Now, that will only make sense to people who have broken free from the gospel of self-esteem. Because what that person who asked that philosophical question really wanted to just say is: “Would you please say something that makes me feel good about me?” And if that’s what they’re asking, you don’t have good news for them. You want to free them from the bondage of that and cause them to realize they might die any day. And then what? If God isn’t their all, if they can’t say, “To die is gain because to die is to get Jesus,” then what difference does it make how good they feel about themselves in those last hours before they meet the Judge. And there are answers to those things. So it really does promote love; I promise you it does.
6. Your delight makes God look good.
You should pursue your joy in God because it glorifies God. It glorifies God. How do you glorify an all-sufficient, all-satisfying fountain?
If there’s a spring in a mountain, and it is overflowing with the sweetest, all-satisfying, life-giving water, how do you glorify it? By going down into the valley, and taking your buckets of Christian service, and filling up the buckets from some river, and hauling them up and say, “Here, may I be of service, spring?” and dumping those mighty buckets into the spring? “I served you, I magnified you, because I sacrificed — I sweat, I sweat, to get that bucket up here.” And the spring would say, “Thank you, anyway; I have all the water I need. Do you want to glorify me? You want to magnify me? Drop your buckets.”
I’m telling you tonight, folks, would you drop your buckets, Wheaton students? Just drop your buckets. “Come to me, all who labor and are heavy laden, and I will give you rest” (Matthew 11:28).

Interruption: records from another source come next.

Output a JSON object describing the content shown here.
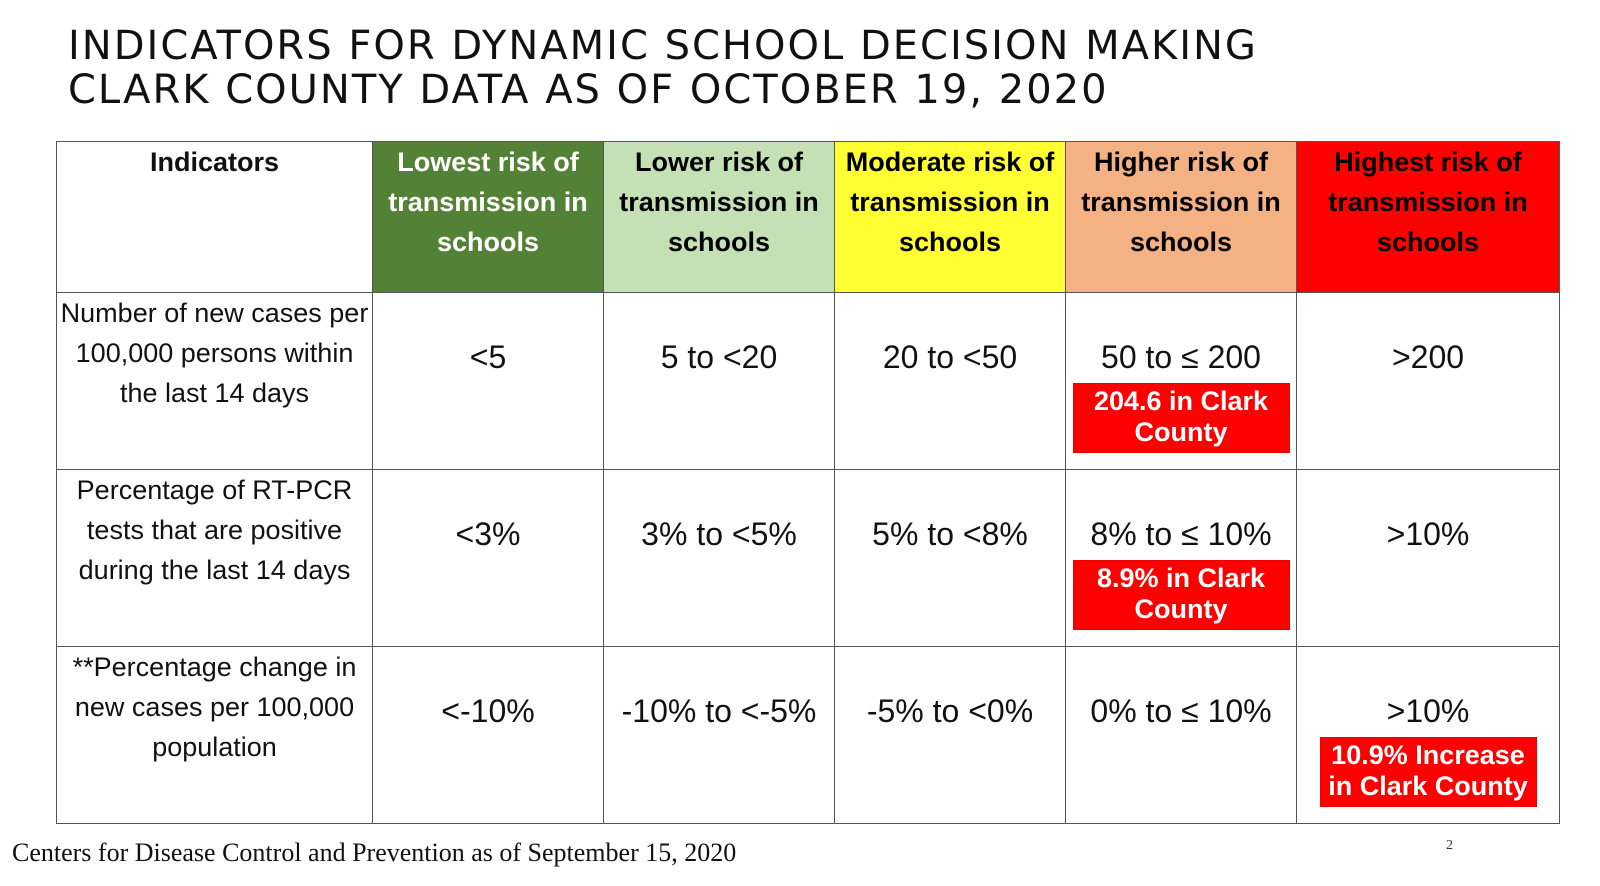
{
  "title": {
    "line1": "INDICATORS FOR DYNAMIC SCHOOL DECISION MAKING",
    "line2": "CLARK COUNTY DATA AS OF OCTOBER 19, 2020"
  },
  "table": {
    "header": {
      "indicators": "Indicators",
      "levels": [
        "Lowest risk of transmission in schools",
        "Lower risk of transmission in schools",
        "Moderate risk of transmission in schools",
        "Higher risk of transmission in schools",
        "Highest risk of transmission in schools"
      ]
    },
    "header_colors": [
      "#538135",
      "#c5e0b4",
      "#ffff33",
      "#f4b183",
      "#ff0000"
    ],
    "rows": [
      {
        "label": "Number of new cases per 100,000 persons within the last 14 days",
        "values": [
          "<5",
          "5 to <20",
          "20 to <50",
          "50 to ≤ 200",
          ">200"
        ],
        "badge": "204.6 in Clark County"
      },
      {
        "label": "Percentage of RT-PCR tests that are positive during the last 14 days",
        "values": [
          "<3%",
          "3% to <5%",
          "5% to <8%",
          "8% to ≤ 10%",
          ">10%"
        ],
        "badge": "8.9% in Clark County"
      },
      {
        "label": "**Percentage change in new cases per 100,000 population",
        "values": [
          "<-10%",
          "-10% to <-5%",
          "-5% to <0%",
          "0% to ≤ 10%",
          ">10%"
        ],
        "badge": "10.9% Increase in Clark County"
      }
    ]
  },
  "footer": {
    "source": "Centers for Disease Control and Prevention as of September 15, 2020",
    "page_number": "2"
  }
}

Fall on your face at the fountain, and put your mouth in the water and drink.
Come, everyone who thirsts,
come to the waters;
and he who has no money,
come, buy and eat!
Come, buy wine and milk
without money and without price.
Why do you spend your money for that which is not bread,
and your labor for that which does not satisfy?
Listen diligently to me, and eat what is good,
and delight yourselves in rich food. (Isaiah 55:1–2)
You’re broke, you’re thirsty, you’re hungry. You glorify an all-satisfying fountain by dropping all your buckets, falling on your face, drinking, lifting up your face and saying, “Ahh,” and then in the strength which that supplies, you go back down to the valley and tell everybody about the spring.